Никто из других знакомых ему дивных наверняка не терзался бы угрызениями совести до такой степени, за исключением разве что сестер Медовар. То была дружеская любовь, так редко свойственная дивному роду – по крайней мере, в отношении к роду людскому.

И эта любовь ослепляла.

– Возможно, ты и права, – негромко сказал Энтони, и сделал то, чего не делал многие годы: взял ее за локти, крепко стиснув батист рукавов. – Вся Англия слишком велика для нас одних. Управиться с ней оказалось не под силу ни нам, ни Карлу, ни Джону Пиму, ни даже Оливеру Кромвелю. Однако мы можем помочь ей, как всякие верные подданные, ради любви к родной земле. Есть на свете дела помельче, есть, в конце концов, Лондон – думаю, тут-то тебе опускать рук не стоит. Уж я наверняка не стал бы.

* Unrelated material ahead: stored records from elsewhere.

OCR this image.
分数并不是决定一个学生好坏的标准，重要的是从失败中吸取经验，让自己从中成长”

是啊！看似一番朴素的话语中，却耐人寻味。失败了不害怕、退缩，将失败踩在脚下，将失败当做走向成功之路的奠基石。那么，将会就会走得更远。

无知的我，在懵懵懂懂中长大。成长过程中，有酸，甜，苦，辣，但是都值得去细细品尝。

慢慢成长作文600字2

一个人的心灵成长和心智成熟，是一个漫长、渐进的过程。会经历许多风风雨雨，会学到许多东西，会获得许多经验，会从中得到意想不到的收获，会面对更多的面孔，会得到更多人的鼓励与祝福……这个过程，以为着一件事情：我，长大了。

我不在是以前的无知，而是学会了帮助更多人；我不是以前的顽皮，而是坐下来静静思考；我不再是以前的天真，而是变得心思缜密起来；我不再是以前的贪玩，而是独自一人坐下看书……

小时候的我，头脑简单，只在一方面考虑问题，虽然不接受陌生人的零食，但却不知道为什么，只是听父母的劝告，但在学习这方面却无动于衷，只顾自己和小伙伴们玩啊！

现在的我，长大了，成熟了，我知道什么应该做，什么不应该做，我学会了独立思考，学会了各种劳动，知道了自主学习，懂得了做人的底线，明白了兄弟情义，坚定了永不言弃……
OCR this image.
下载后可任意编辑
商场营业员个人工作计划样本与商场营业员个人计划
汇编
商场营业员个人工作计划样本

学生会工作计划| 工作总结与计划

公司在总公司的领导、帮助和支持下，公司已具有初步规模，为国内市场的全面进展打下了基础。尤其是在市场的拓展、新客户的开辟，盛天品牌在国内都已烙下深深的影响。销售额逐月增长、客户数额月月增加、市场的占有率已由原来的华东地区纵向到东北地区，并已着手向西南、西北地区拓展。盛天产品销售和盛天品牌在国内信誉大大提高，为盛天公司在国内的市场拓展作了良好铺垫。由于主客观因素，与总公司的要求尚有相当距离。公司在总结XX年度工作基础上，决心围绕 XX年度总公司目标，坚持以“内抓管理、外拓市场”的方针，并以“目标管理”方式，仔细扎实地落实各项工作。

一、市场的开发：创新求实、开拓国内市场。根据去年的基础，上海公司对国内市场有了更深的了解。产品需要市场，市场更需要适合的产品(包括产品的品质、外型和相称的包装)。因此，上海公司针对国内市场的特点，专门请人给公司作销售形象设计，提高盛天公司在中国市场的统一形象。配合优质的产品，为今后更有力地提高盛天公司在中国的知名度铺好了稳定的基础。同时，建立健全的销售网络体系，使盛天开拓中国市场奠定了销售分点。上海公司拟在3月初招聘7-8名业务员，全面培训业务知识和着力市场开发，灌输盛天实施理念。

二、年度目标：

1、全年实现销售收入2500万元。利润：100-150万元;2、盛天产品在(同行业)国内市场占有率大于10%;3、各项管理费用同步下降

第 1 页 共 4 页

Глаза… Что это, случайность, или сознательный выбор? Стоило ей поднять взгляд, и на лице смертной женщины сверкнули серебром глаза Луны, а голос – ее собственный голос – произнес:

– Так ты хочешь остаться?

– Хочу, – подтвердил Энтони. Даже свободный от волшебных уз, Луны он не оставит. – И вместе мы сделаем все, что сумеем, будь оно мало иль велико.


Халцедоновый Чертог, Лондон, 25 октября 1659 г.

В то время, как сэр Меллеган наслаждался уютом темницы, его прежние покои на скорую руку превратили в арсенал. Теперь здесь сверкали медью стройные ряды мушкетов и пистолетов, выкованных Велундом Кузнецом для армии Луны и Энтони и запертых до поры под замок – кроме тех нескольких, что сэр Перегрин счел уместным вверить самым надежным.

– Мы можем помочь вам доставить все это назад, в Беркшир, – сказала Луна Иррит, стоявшей у дверей, и услышала, как та переступила с ноги на ногу.

– Ни к чему, государыня. Велунд Кузнец делает вещи, а не хранит в кладовых.

Услышав ее неуклюжее обращение, Луна едва сдержала улыбку. Лесная эльфийка осваивала куртуазные манеры на ходу, но пользовалась сими знаниями пока что неважно.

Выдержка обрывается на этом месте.